Workload (100K rows) Earlier v0.10.0 vs pandas
Full-scan aggregate (sum/min/max/avg) ~58M rows/s ~530M rows/s on par
Numeric filtered count (count_where) ~314M rows/s on par
Row-store bulk insert ~17K rows/s ~287K rows/s ~SQLite/pandas ballpark
Memory footprint 2.2 MB ~5× lighter than pandas
  • NumPy-accelerated aggregates (v0.8.0, #14) — aggregate() runs over the zero-copy column buffer when NumPy is installed (~13–27×). Exact parity with the pure-Python path; encoded columns and 64-bit-int sums fall through to the exact path. use_numpy=False forces pure-Python.
  • NumPy-accelerated filters + count_where() (v0.9.0, #14) — select_where() builds masks vectorially; the new count_where() does filtered counts with no row materialization (~166× on numeric predicates). f32/limit=0 parity fixes.
  • ~26× faster row-store bulk insert (v0.10.0, #13) — batch_insert() grows the file in a single truncate+remap for the whole batch instead of one per slab. On-disk format and durability unchanged.

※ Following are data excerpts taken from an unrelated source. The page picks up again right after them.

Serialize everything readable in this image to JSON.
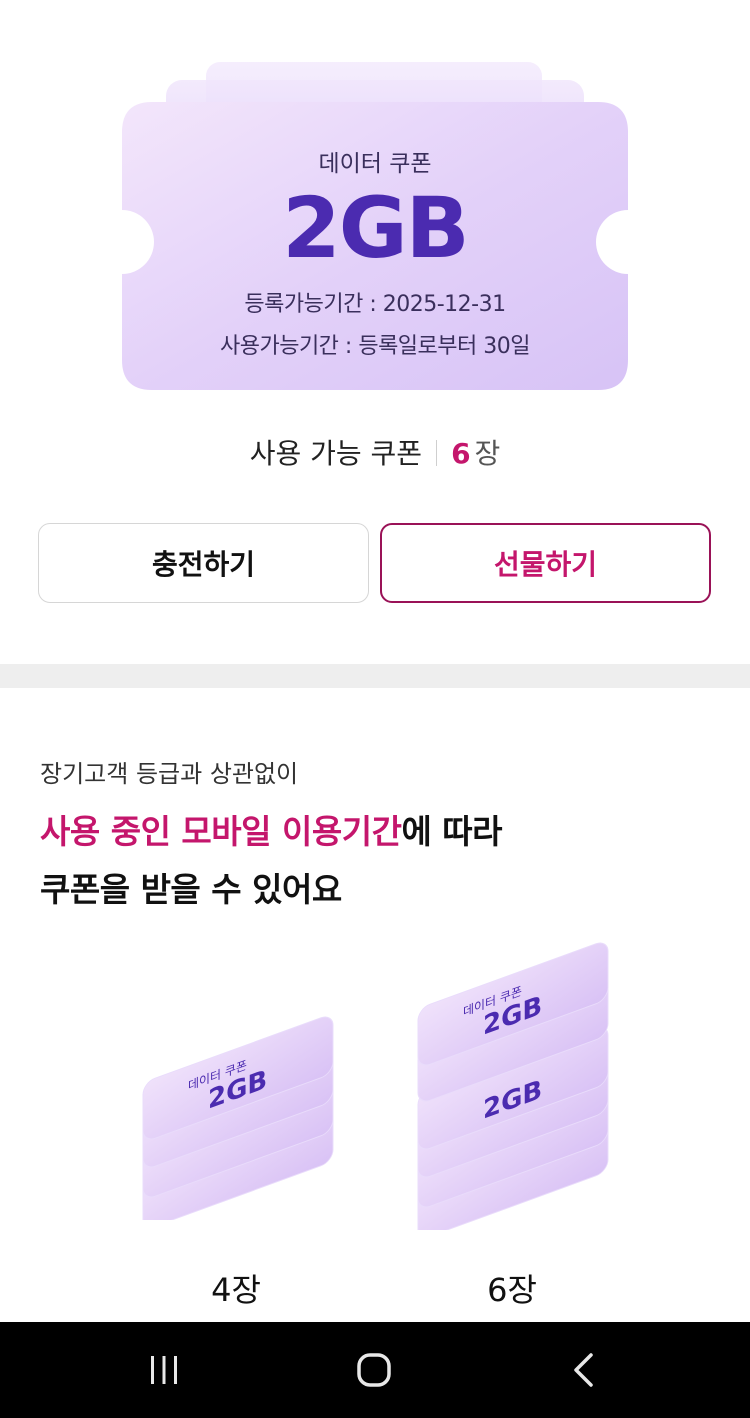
{
  "coupon": {
    "label": "데이터 쿠폰",
    "amount": "2GB",
    "register_period": "등록가능기간 : 2025-12-31",
    "use_period": "사용가능기간 : 등록일로부터 30일"
  },
  "coupon_count": {
    "label": "사용 가능 쿠폰",
    "number": "6",
    "unit": "장"
  },
  "actions": {
    "charge_label": "충전하기",
    "gift_label": "선물하기"
  },
  "info": {
    "subtitle": "장기고객 등급과 상관없이",
    "title_highlight": "사용 중인 모바일 이용기간",
    "title_rest": "에 따라",
    "title_line2": "쿠폰을 받을 수 있어요"
  },
  "stacks": [
    {
      "label": "4장",
      "count": 4,
      "card_label": "데이터 쿠폰",
      "card_amount": "2GB"
    },
    {
      "label": "6장",
      "count": 6,
      "card_label": "데이터 쿠폰",
      "card_amount": "2GB"
    }
  ],
  "navbar": {
    "icons": [
      "recent-apps-icon",
      "home-icon",
      "back-icon"
    ]
  },
  "colors": {
    "accent": "#c4166c",
    "coupon_text": "#4b2bb0",
    "coupon_bg": "#e6d6fb"
  }
}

🛡️ Correctness & durability

  • Frame-of-Reference encoding hardened — 7 data-corruption bugs fixed (out-of-range widening, post-activation nulls, NumPy export, delta+FOR combo, unique_count, update→None, duplicate eligibility set).
  • Transaction atomicitybatch_insert() inside a transaction() now rolls back correctly (it previously left phantom rows).
  • Cross-platform test hygiene — pytest tests/ is green on Windows as well as Linux.

🗺️ Remaining roadmap

#12 (low-overhead sys.monitoring profiler — observability) and further filter acceleration for string/dict-encoded columns.

Closes #13, #14. Zero runtime dependencies; pip install snapdb[numpy] enables the accelerated paths.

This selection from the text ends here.